Most notable are the two instances wherein the commission disqualified the winning horses. The first occurred in 1968 with the horse Dancer's Image. Following the conclusion of the race, the agency conducted urine samples of each horse in the race, as per protocol. The results for Dancer's Image came back positive for phenylbutazone, a pain reliever banned in Kentucky at the time. As a result, the horse was disqualified following the race, even though owner Peter D. Fuller denied any knowledge of treating the horse with the drug. He later claimed that the horse had been drugged by those displeased with Fuller's friendship with Coretta Scott King. Fuller later appealed the decision all the way to the Kentucky Court of Appeals. The court reviewed the evidence and concluded that the disqualification was merited, affirming the commission's decision.

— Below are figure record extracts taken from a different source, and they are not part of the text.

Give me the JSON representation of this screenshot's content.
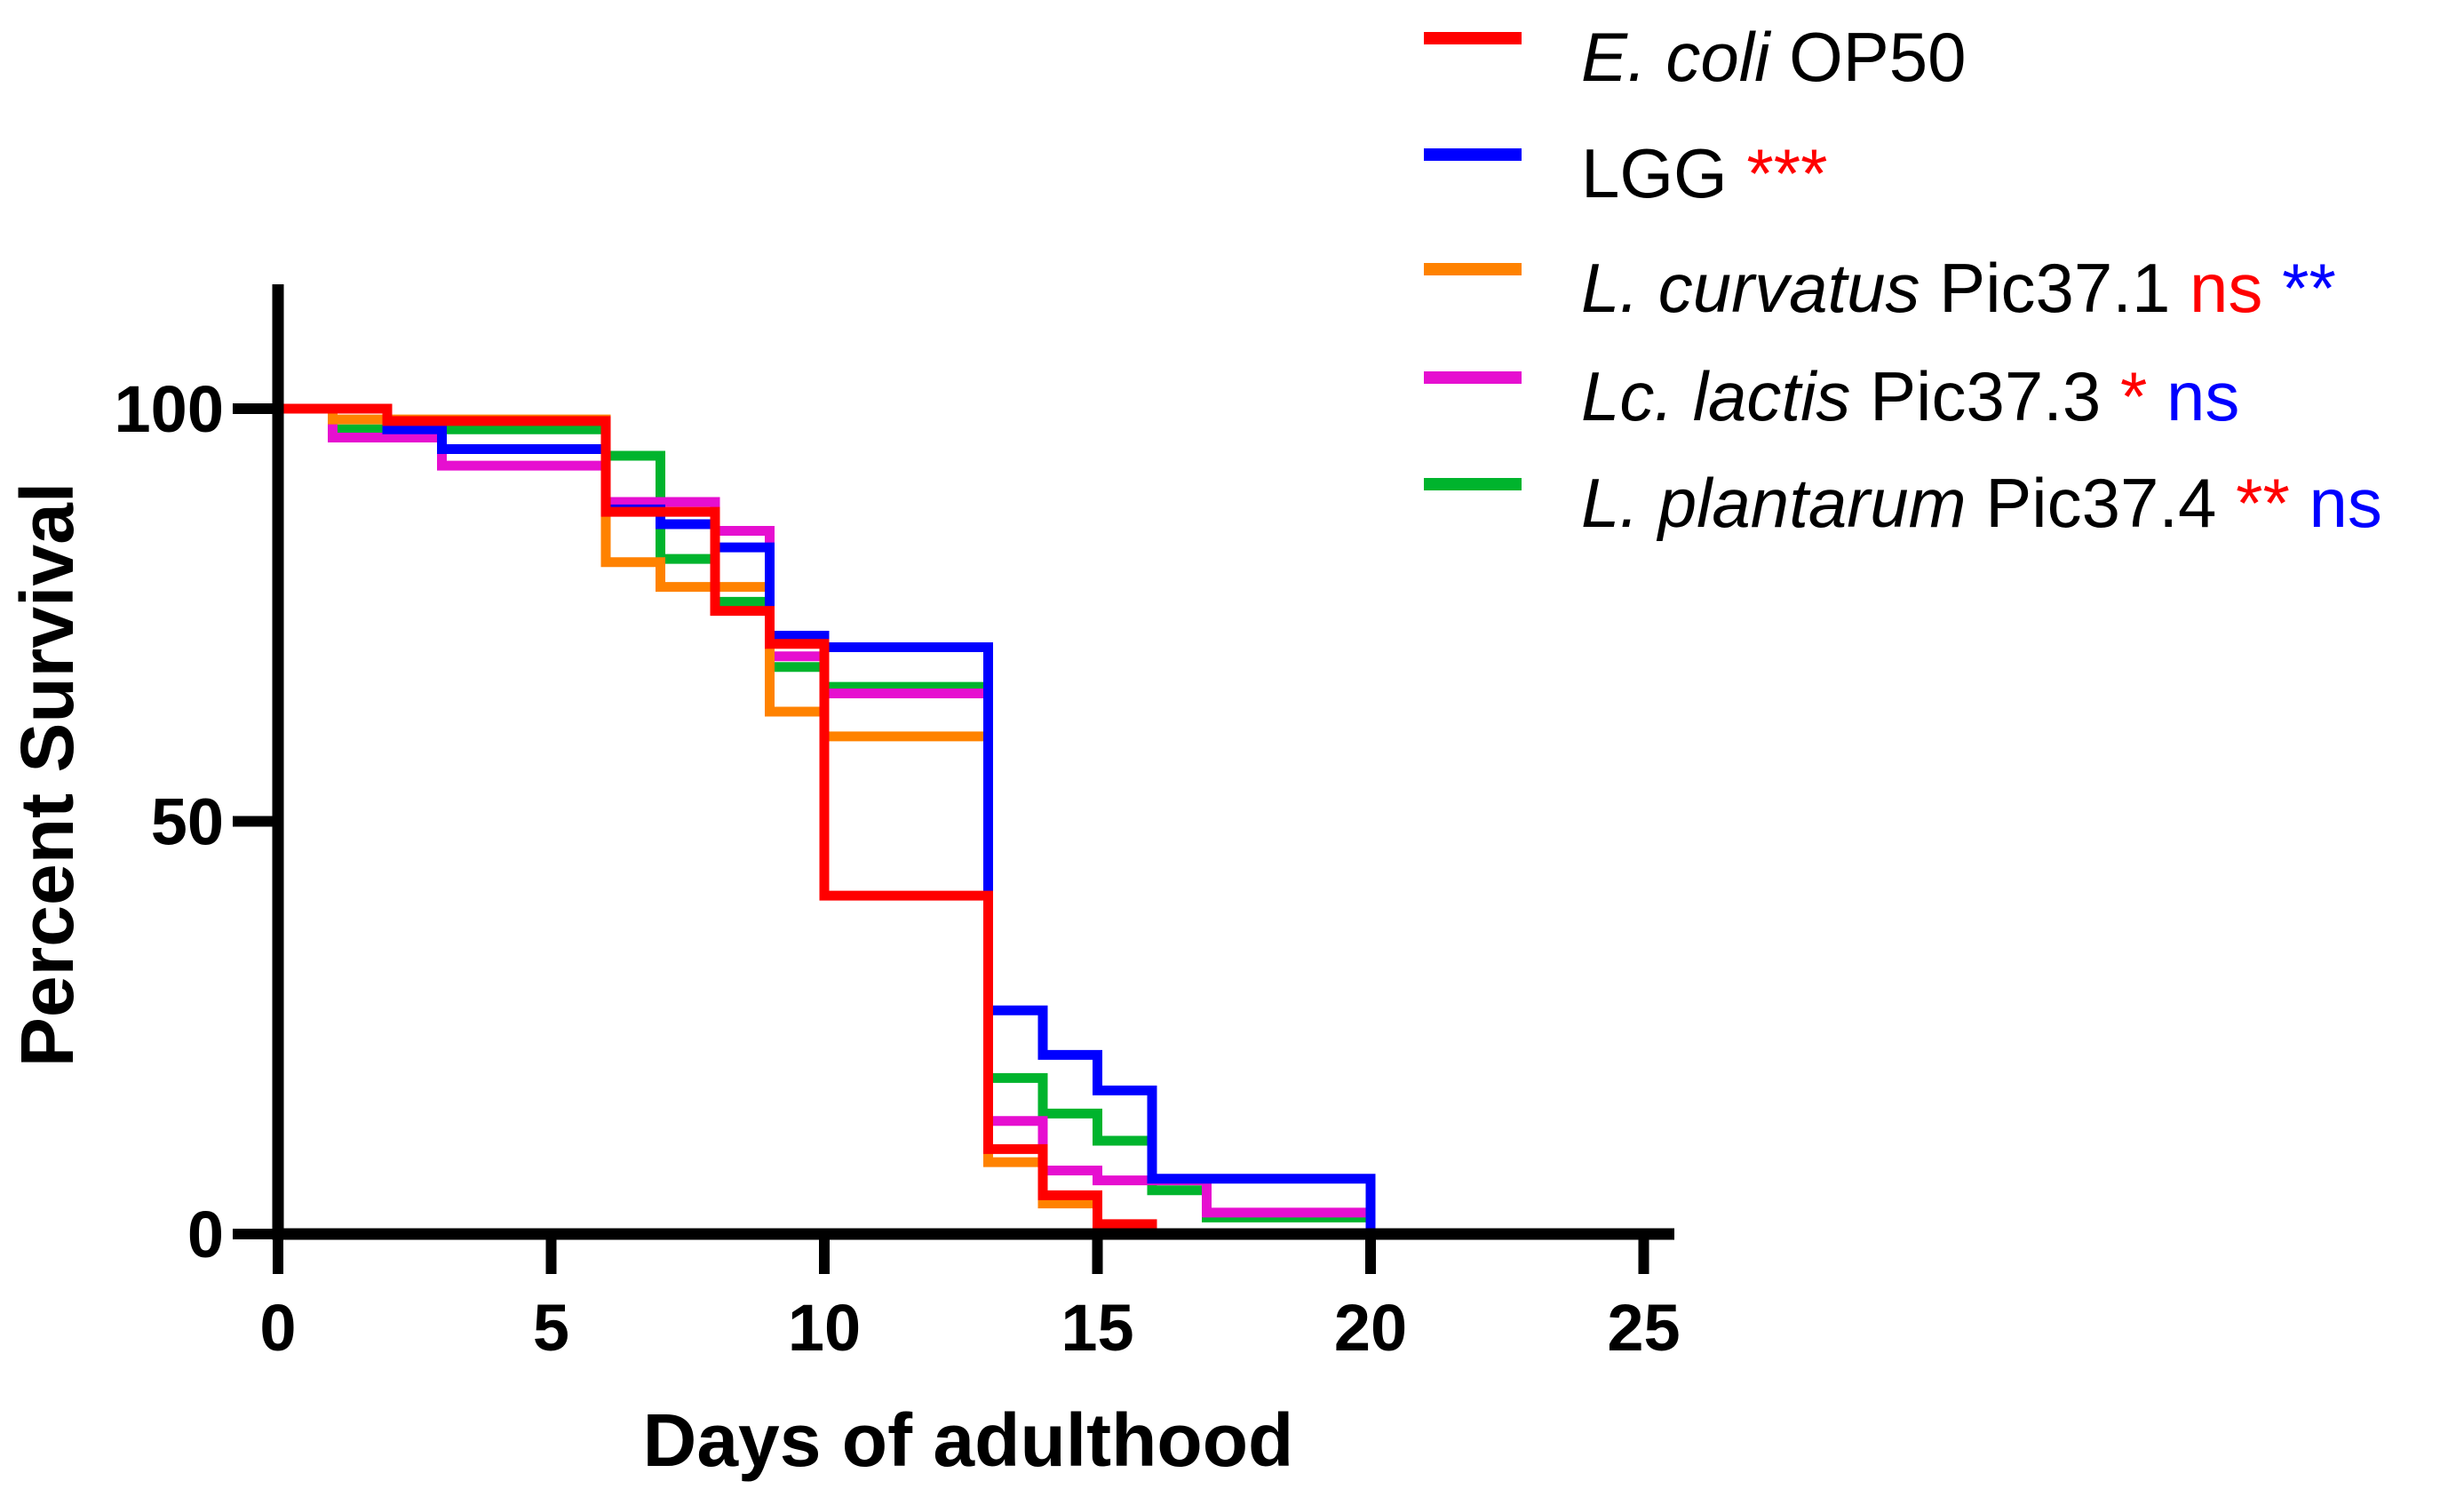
{
  "chart_data": {
    "type": "line",
    "subtype": "kaplan-meier-step",
    "title": "",
    "xlabel": "Days of adulthood",
    "ylabel": "Percent Survival",
    "xlim": [
      0,
      25
    ],
    "ylim": [
      0,
      100
    ],
    "grid": false,
    "legend_position": "top-right",
    "xticks": [
      0,
      5,
      10,
      15,
      20,
      25
    ],
    "xtick_labels": [
      "0",
      "5",
      "10",
      "15",
      "20",
      "25"
    ],
    "yticks": [
      0,
      50,
      100
    ],
    "ytick_labels": [
      "0",
      "50",
      "100"
    ],
    "series": [
      {
        "name": "E. coli OP50",
        "color": "#FF0000",
        "steps_day_percent": [
          [
            0,
            100
          ],
          [
            2,
            98.5
          ],
          [
            6,
            87.5
          ],
          [
            8,
            75.5
          ],
          [
            9,
            71.5
          ],
          [
            10,
            41
          ],
          [
            13,
            10.3
          ],
          [
            14,
            4.7
          ],
          [
            15,
            1.2
          ],
          [
            16,
            0
          ]
        ],
        "end_day": 16.1
      },
      {
        "name": "LGG",
        "color": "#0000FF",
        "steps_day_percent": [
          [
            0,
            100
          ],
          [
            2,
            97.5
          ],
          [
            3,
            95.1
          ],
          [
            6,
            87.8
          ],
          [
            7,
            86
          ],
          [
            8,
            83.2
          ],
          [
            9,
            72.5
          ],
          [
            10,
            71.1
          ],
          [
            13,
            27.1
          ],
          [
            14,
            21.7
          ],
          [
            15,
            17.4
          ],
          [
            16,
            6.7
          ],
          [
            20,
            0
          ]
        ],
        "end_day": 20
      },
      {
        "name": "L. curvatus Pic37.1",
        "color": "#FF8200",
        "steps_day_percent": [
          [
            0,
            100
          ],
          [
            1,
            98.7
          ],
          [
            6,
            81.4
          ],
          [
            7,
            78.4
          ],
          [
            9,
            63.3
          ],
          [
            10,
            60.3
          ],
          [
            13,
            8.7
          ],
          [
            14,
            3.7
          ],
          [
            15,
            0
          ]
        ],
        "end_day": 15.3
      },
      {
        "name": "Lc. lactis Pic37.3",
        "color": "#E60FD0",
        "steps_day_percent": [
          [
            0,
            100
          ],
          [
            1,
            96.5
          ],
          [
            3,
            93.1
          ],
          [
            6,
            88.7
          ],
          [
            8,
            85.2
          ],
          [
            9,
            70
          ],
          [
            10,
            65.5
          ],
          [
            13,
            13.7
          ],
          [
            14,
            7.7
          ],
          [
            15,
            6.5
          ],
          [
            17,
            2.6
          ]
        ],
        "end_day": 20
      },
      {
        "name": "L. plantarum Pic37.4",
        "color": "#00B42D",
        "steps_day_percent": [
          [
            0,
            100
          ],
          [
            1,
            97.5
          ],
          [
            6,
            94.3
          ],
          [
            7,
            81.8
          ],
          [
            8,
            76.6
          ],
          [
            9,
            68.7
          ],
          [
            10,
            66.3
          ],
          [
            13,
            18.9
          ],
          [
            14,
            14.6
          ],
          [
            15,
            11.3
          ],
          [
            16,
            5.3
          ],
          [
            17,
            2.0
          ]
        ],
        "end_day": 20
      }
    ]
  },
  "legend": {
    "items": [
      {
        "series": "E. coli OP50",
        "swatch_color": "#FF0000",
        "parts": [
          {
            "text": "E. coli",
            "italic": true
          },
          {
            "text": " OP50"
          }
        ]
      },
      {
        "series": "LGG",
        "swatch_color": "#0000FF",
        "parts": [
          {
            "text": "LGG "
          },
          {
            "text": "***",
            "color": "#FF0000"
          }
        ]
      },
      {
        "series": "L. curvatus Pic37.1",
        "swatch_color": "#FF8200",
        "parts": [
          {
            "text": "L. curvatus",
            "italic": true
          },
          {
            "text": " Pic37.1 "
          },
          {
            "text": "ns",
            "color": "#FF0000"
          },
          {
            "text": " "
          },
          {
            "text": "**",
            "color": "#0000FF"
          }
        ]
      },
      {
        "series": "Lc. lactis Pic37.3",
        "swatch_color": "#E60FD0",
        "parts": [
          {
            "text": "Lc. lactis",
            "italic": true
          },
          {
            "text": " Pic37.3 "
          },
          {
            "text": "*",
            "color": "#FF0000"
          },
          {
            "text": " "
          },
          {
            "text": "ns",
            "color": "#0000FF"
          }
        ]
      },
      {
        "series": "L. plantarum Pic37.4",
        "swatch_color": "#00B42D",
        "parts": [
          {
            "text": "L. plantarum",
            "italic": true
          },
          {
            "text": " Pic37.4 "
          },
          {
            "text": "**",
            "color": "#FF0000"
          },
          {
            "text": " "
          },
          {
            "text": "ns",
            "color": "#0000FF"
          }
        ]
      }
    ]
  }
}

The second occurred in 2019 with the horse Maximum Security. Unlike in 1968, where the disqualification occurred days after the race, Maximum Security was disqualified on the day of due to an infraction committed during the race. At the conclusion of the race, the connections of the second-place finisher, Country House filed an objection alleging that Maximum Security had unfairly impeded their horse during the race. Upon reviewing the instant replay of the race for around thirty minutes, the commission's chief steward Barbara Borden and two other stewards affirmed the objection and disqualified Maximum Security. The decision provoked significant controversy, as many felt Maximum Security had outperformed the rest of the field. Critics included then-President Donald Trump, who blamed political correctness for the ruling. Gary West, Maximum Security's owner, appealed the decision in federal court, but both the U.S. District Court for the Eastern District of Kentucky and the U.S. Sixth Circuit Court of Appeals dismissed the case for lack of jurisdiction. In a 2021 interview, Borden noted that reviewing the race through instant replay was standard procedure and only took a closer look at the alleged interference following official notice of an objection. Others involved in horse racing, including trainers Todd Pletcher and Shug McGaughey, defended the stewards' decision, with McGaughey stating the interference could have been much worse.